On 27 Mai, 04:44, oldcoot sbcglobal.net> wrote:
> Any viable theory of gravity has to address the
> most dramatic displays of gravity in action, for example a supernova.
> So what is the _acting mechanism of causation_ whereby a massive star
> is crushed down to a black hole? That is to say, what property of the
> "aether" literally POWERS the gravity that powers the stellar collapse
> that that drives the fusion that rebounds as a SN blast, leaving
> behind the collapsed mass?

For this purpose it is sufficient to obtain the Einstein equations in
some limit of the theory and then to show that the main part of the SN
explosion is covered by this limit.

This is done in my theory of gravity, see ilja-schmelzer.de/glet.
> And why, pray tell, do "aetherists" still cling to the archaic and
> stigma-ridden term (aether / ether)? It provokes the Pavlovian
> response in the hearer to simply laugh at it and ridiclue it. If you
> want to be taken serious and intend to present a working model that
> answers the above 'litmus test', get rid of that scarlet-letter word
> fercrissakes. Strike it from the lexicon.
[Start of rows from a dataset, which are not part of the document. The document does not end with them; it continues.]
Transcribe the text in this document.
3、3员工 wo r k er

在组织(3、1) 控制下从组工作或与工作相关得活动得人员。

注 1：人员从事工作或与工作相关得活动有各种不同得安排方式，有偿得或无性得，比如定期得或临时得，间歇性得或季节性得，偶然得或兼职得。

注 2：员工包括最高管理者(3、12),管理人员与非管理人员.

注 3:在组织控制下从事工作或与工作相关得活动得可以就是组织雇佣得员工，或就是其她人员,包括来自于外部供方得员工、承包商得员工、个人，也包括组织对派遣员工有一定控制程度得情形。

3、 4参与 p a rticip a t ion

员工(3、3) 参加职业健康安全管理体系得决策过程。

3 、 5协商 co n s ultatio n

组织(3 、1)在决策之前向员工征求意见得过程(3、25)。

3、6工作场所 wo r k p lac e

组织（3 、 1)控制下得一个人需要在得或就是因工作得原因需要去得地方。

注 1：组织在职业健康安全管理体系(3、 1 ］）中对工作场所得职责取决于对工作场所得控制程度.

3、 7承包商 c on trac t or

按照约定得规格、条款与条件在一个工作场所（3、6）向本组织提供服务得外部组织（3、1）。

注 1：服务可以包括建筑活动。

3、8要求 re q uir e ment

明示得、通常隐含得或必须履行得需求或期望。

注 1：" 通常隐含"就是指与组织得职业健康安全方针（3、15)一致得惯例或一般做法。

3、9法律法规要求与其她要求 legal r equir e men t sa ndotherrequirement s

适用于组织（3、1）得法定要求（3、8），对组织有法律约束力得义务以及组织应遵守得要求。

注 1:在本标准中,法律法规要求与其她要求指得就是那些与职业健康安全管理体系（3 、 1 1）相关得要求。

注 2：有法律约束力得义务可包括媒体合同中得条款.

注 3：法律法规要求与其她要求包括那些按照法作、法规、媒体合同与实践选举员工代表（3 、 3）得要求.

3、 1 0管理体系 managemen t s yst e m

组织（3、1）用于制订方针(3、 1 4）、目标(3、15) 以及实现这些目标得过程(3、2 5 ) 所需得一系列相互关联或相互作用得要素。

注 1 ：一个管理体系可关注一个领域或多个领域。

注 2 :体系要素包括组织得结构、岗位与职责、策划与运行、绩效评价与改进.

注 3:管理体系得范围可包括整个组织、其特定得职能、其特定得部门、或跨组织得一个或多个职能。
Start out with an untainted,
> neutral term.. like the spatial medium.

For a medium in three-dimensional space, which has c as its speed of
sound, and which, for small distances, violates relativistic symmetry,
it would be a kind of deception to use another name.

If somebody rejects a theory simply because it contains the term
"ether", there is no hope he will study a theory in 3D space with some
sort of condensed matter in it. Thus, it doesn't matter anyway.